Thank you little ones – you are more than generic iwes, you are precious to your heavenly father and precious to us too!

Monday, October 15, 2012

Culture of motherhood: birthing babies

Last night at 2:30 am, our cell phone rang. It was one of our farm guys, Boniface. His only words were, "I have a maternity case" which is code for, "My wife is about to birth our 8th child. Come get us." Boniface's family lives about 5 kilometers from the clinic and we told him we'd get his wife to the clinic when it was time. So when the call came, Jeremy leapt out of bed and zoomed off and I lay in bed awake, too excited for news of a baby to fall back to sleep. Bronwyn didn't have that problem.
An hour later, Jeremy pulled back in, gave a deep sigh and relayed the story to me. They had gotten to the clinic and found that all three of the nurses were gone. Their families had answered the door and said sorry, they are not around.

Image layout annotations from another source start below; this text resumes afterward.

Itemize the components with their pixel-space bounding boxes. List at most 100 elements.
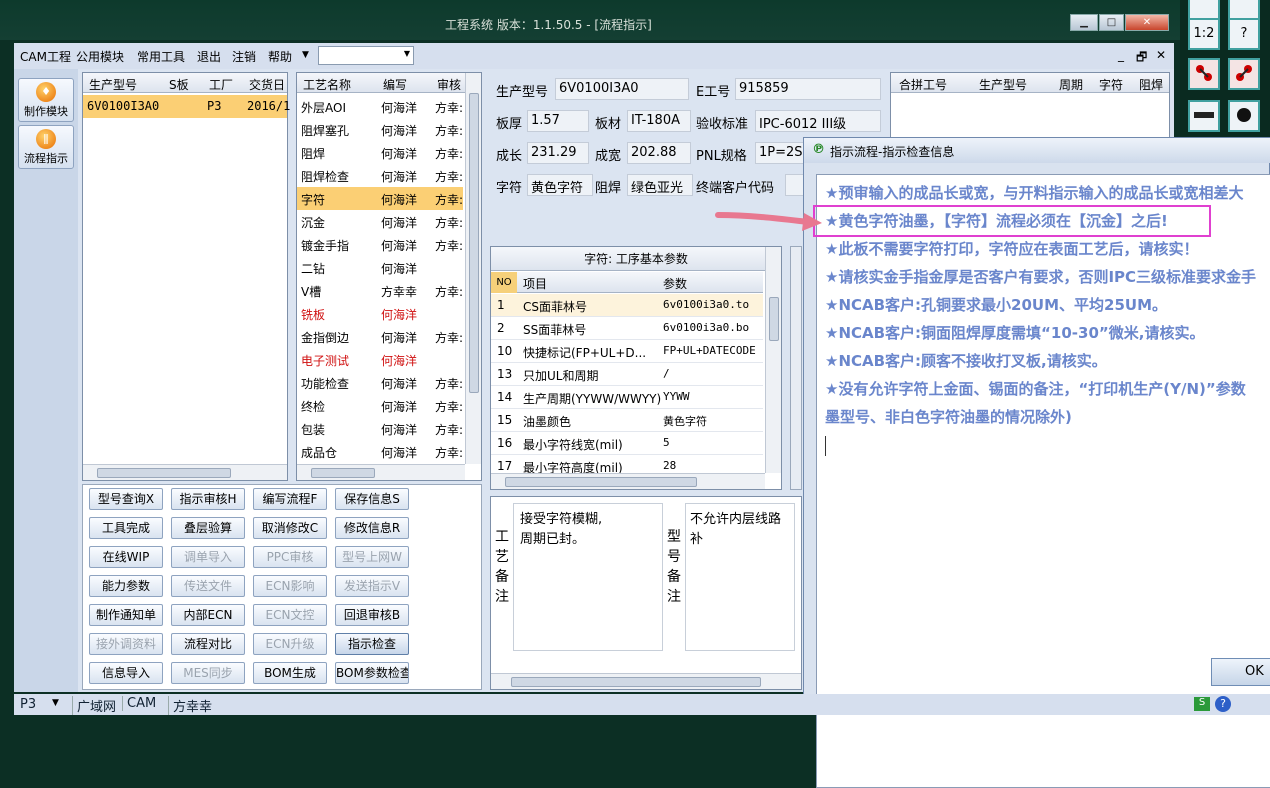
close-button[interactable]: ✕	[1125, 14, 1169, 31]
function-button[interactable]: 能力参数	[89, 575, 163, 597]
pad-icon[interactable]	[1228, 100, 1260, 132]
table-row[interactable]: 1 CS面菲林号 6v0100i3a0.to	[491, 294, 763, 317]
function-button[interactable]: 保存信息S	[335, 488, 409, 510]
menu-logout[interactable]: 注销	[232, 48, 256, 65]
mdi-minimize[interactable]: _	[1118, 48, 1124, 62]
mdi-restore[interactable]: 🗗	[1136, 48, 1147, 69]
col-factory[interactable]: 工厂	[209, 76, 233, 93]
table-row[interactable]: 13 只加UL和周期 /	[491, 363, 763, 386]
col-cycle[interactable]: 周期	[1059, 76, 1083, 93]
menu-exit[interactable]: 退出	[197, 48, 221, 65]
table-row[interactable]: 金指倒边 何海洋 方幸:	[297, 325, 463, 348]
function-button[interactable]: PPC审核	[253, 546, 327, 568]
splitter[interactable]	[790, 246, 802, 490]
tray-s-icon[interactable]: S	[1194, 697, 1210, 711]
function-button[interactable]: ECN影响	[253, 575, 327, 597]
horizontal-scrollbar[interactable]	[491, 473, 765, 489]
col-merge-no[interactable]: 合拼工号	[899, 76, 947, 93]
chevron-down-icon[interactable]: ▼	[52, 698, 59, 708]
maximize-button[interactable]: □	[1099, 14, 1124, 31]
col-s-board[interactable]: S板	[169, 76, 189, 93]
function-button[interactable]: BOM参数检查	[335, 662, 409, 684]
col-process-name[interactable]: 工艺名称	[303, 76, 351, 93]
function-button[interactable]: MES同步	[171, 662, 245, 684]
col-no[interactable]: NO	[491, 272, 517, 293]
function-button[interactable]: 回退审核B	[335, 604, 409, 626]
function-button[interactable]: 型号上网W	[335, 546, 409, 568]
field-material[interactable]: IT-180A	[627, 110, 691, 132]
col-delivery-date[interactable]: 交货日	[249, 76, 285, 93]
menu-common-module[interactable]: 公用模块	[76, 48, 124, 65]
ok-button[interactable]: OK	[1211, 658, 1270, 686]
function-button[interactable]: 制作通知单	[89, 604, 163, 626]
table-row[interactable]: 终检 何海洋 方幸:	[297, 394, 463, 417]
status-site[interactable]: P3	[20, 697, 36, 712]
table-row[interactable]: 外层AOI 何海洋 方幸:	[297, 95, 463, 118]
sidebar-item-process-indication[interactable]: ǁ 流程指示	[18, 125, 74, 169]
menu-tools[interactable]: 常用工具	[137, 48, 185, 65]
col-writer[interactable]: 编写	[383, 76, 407, 93]
circuit-icon[interactable]	[1188, 58, 1220, 90]
function-button[interactable]: BOM生成	[253, 662, 327, 684]
table-row[interactable]: 成品仓 何海洋 方幸:	[297, 440, 463, 463]
vertical-scrollbar[interactable]	[465, 73, 481, 464]
function-button[interactable]: 型号查询X	[89, 488, 163, 510]
table-row[interactable]: 字符 何海洋 方幸:	[297, 187, 463, 210]
function-button[interactable]: 指示审核H	[171, 488, 245, 510]
horizontal-scrollbar[interactable]	[83, 464, 287, 480]
col-item[interactable]: 项目	[523, 275, 547, 292]
table-row[interactable]: 15 油墨颜色 黄色字符	[491, 409, 763, 432]
table-row[interactable]: 功能检查 何海洋 方幸:	[297, 371, 463, 394]
function-button[interactable]: 流程对比	[171, 633, 245, 655]
function-button[interactable]: 在线WIP	[89, 546, 163, 568]
chevron-down-icon[interactable]: ▼	[302, 50, 309, 60]
field-character[interactable]: 黄色字符	[527, 174, 593, 196]
function-button[interactable]: 工具完成	[89, 517, 163, 539]
field-solder-mask[interactable]: 绿色亚光	[627, 174, 693, 196]
field-model[interactable]: 6V0100I3A0	[555, 78, 689, 100]
function-button[interactable]: ECN文控	[253, 604, 327, 626]
function-button[interactable]: 调单导入	[171, 546, 245, 568]
col-value[interactable]: 参数	[663, 275, 687, 292]
function-button[interactable]: 传送文件	[171, 575, 245, 597]
table-row[interactable]: 16 最小字符线宽(mil) 5	[491, 432, 763, 455]
sidebar-item-production-module[interactable]: ♦ 制作模块	[18, 78, 74, 122]
col-model[interactable]: 生产型号	[89, 76, 137, 93]
function-button[interactable]: 修改信息R	[335, 517, 409, 539]
function-button[interactable]: 内部ECN	[171, 604, 245, 626]
table-row[interactable]: 阻焊塞孔 何海洋 方幸:	[297, 118, 463, 141]
function-button[interactable]: 取消修改C	[253, 517, 327, 539]
help-button[interactable]: ?	[1228, 18, 1260, 50]
toolbar-combo[interactable]: ▼	[318, 46, 414, 65]
field-standard[interactable]: IPC-6012 III级	[755, 110, 881, 132]
ratio-button[interactable]: 1:2	[1188, 18, 1220, 50]
table-row[interactable]: 阻焊 何海洋 方幸:	[297, 141, 463, 164]
table-row[interactable]: 镀金手指 何海洋 方幸:	[297, 233, 463, 256]
function-button[interactable]: 叠层验算	[171, 517, 245, 539]
ruler-icon[interactable]	[1188, 100, 1220, 132]
function-button[interactable]: 编写流程F	[253, 488, 327, 510]
table-row[interactable]: 14 生产周期(YYWW/WWYY) YYWW	[491, 386, 763, 409]
table-row[interactable]: 阻焊检查 何海洋 方幸:	[297, 164, 463, 187]
field-thickness[interactable]: 1.57	[527, 110, 589, 132]
function-button[interactable]: 接外调资料	[89, 633, 163, 655]
horizontal-scrollbar[interactable]	[297, 464, 465, 480]
table-row[interactable]: 包装 何海洋 方幸:	[297, 417, 463, 440]
menu-help[interactable]: 帮助	[268, 48, 292, 65]
col-character[interactable]: 字符	[1099, 76, 1123, 93]
minimize-button[interactable]: ▁	[1070, 14, 1098, 31]
help-icon[interactable]: ?	[1215, 696, 1231, 712]
field-width[interactable]: 202.88	[627, 142, 691, 164]
col-solder-mask[interactable]: 阻焊	[1139, 76, 1163, 93]
table-row[interactable]: 6V0100I3A0 P3 2016/1	[83, 95, 290, 118]
circuit-icon[interactable]	[1228, 58, 1260, 90]
function-button[interactable]: 信息导入	[89, 662, 163, 684]
table-row[interactable]: 沉金 何海洋 方幸:	[297, 210, 463, 233]
mdi-close[interactable]: ✕	[1156, 48, 1166, 62]
field-eno[interactable]: 915859	[735, 78, 881, 100]
function-button[interactable]: 发送指示V	[335, 575, 409, 597]
table-row[interactable]: V槽 方幸幸 方幸:	[297, 279, 463, 302]
col-model[interactable]: 生产型号	[979, 76, 1027, 93]
table-row[interactable]: 电子测试 何海洋	[297, 348, 463, 371]
function-button[interactable]: 指示检查	[335, 633, 409, 655]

                      Really?            Really?
I don't know where the entire clinic staff had taken off to and not returned by 2:30 am, but plan B went into effect. Jeremy went back to the locked maternity ward and found Boniface's wife squatting, doing her thing, and offered to help everyone back into the land rover so they could get to the hospital. The friend helping Boniface's wife said, "no time, the baby is almost here." Plan C then went into effect to hunt down the clinic's janitor to at least get the maternity ward door open so that this precious child would not have to be birthed on a concrete side walk. I guess they got that door open just in time because Jeremy said it was only about 2 minutes before he heard crying.

A darling baby boy has joined us on earth. 

The safe motherhood group in Fimpulu made a rule that any mother who delivers at home will be fined K30,000, or $6. I told Jeremy that I think the clinic staff should pay the birthing mothers K30,000 if they show up and find no one there to catch their child. I would have been all kinds of annoyed if it were me, but when we went to pick up the Boniface family from the clinic this morning, they didn't seem to be annoyed in the least. This woman walked out to the Landi, said she was feeling fine and went home to continue life as usual. I find this quite typical of the women in the village: Babies come out and life goes on. I've asked many woman, "so how was it?" And they just look at me like, "how was it? I don't know what you are talking about." Mothers aren't used to explaining their birth in terms of quality of care, level of pain or hours of pushing. They don't hold on to details, write out their story or compare it to others. Birth for them is a part of life. They just do it. For these women, birth is  what sets them apart. They've told me that the reason why their husbands aren't allowed in the delivery room is that they don't want them to feel ashamed by how beastly strong their wives are. I don't fully understand all of the nuances, but I sure did tell Bana Kalobwe this morning that she is the greatest thing out there and that she should make someone else draw her water and cook her nshima and that I would be singing her praises for being a good mama and doing what needed to be done despite crummy circumstances. 
So here's to all the women who give LIFE to the next generation, unattended, unpampered and with no mylar balloons in their room after the fact. You are strong in ways you don't even realize. Thank you. 

Bana Kalobwe on the left... Bronwyn thinking, why is it so small?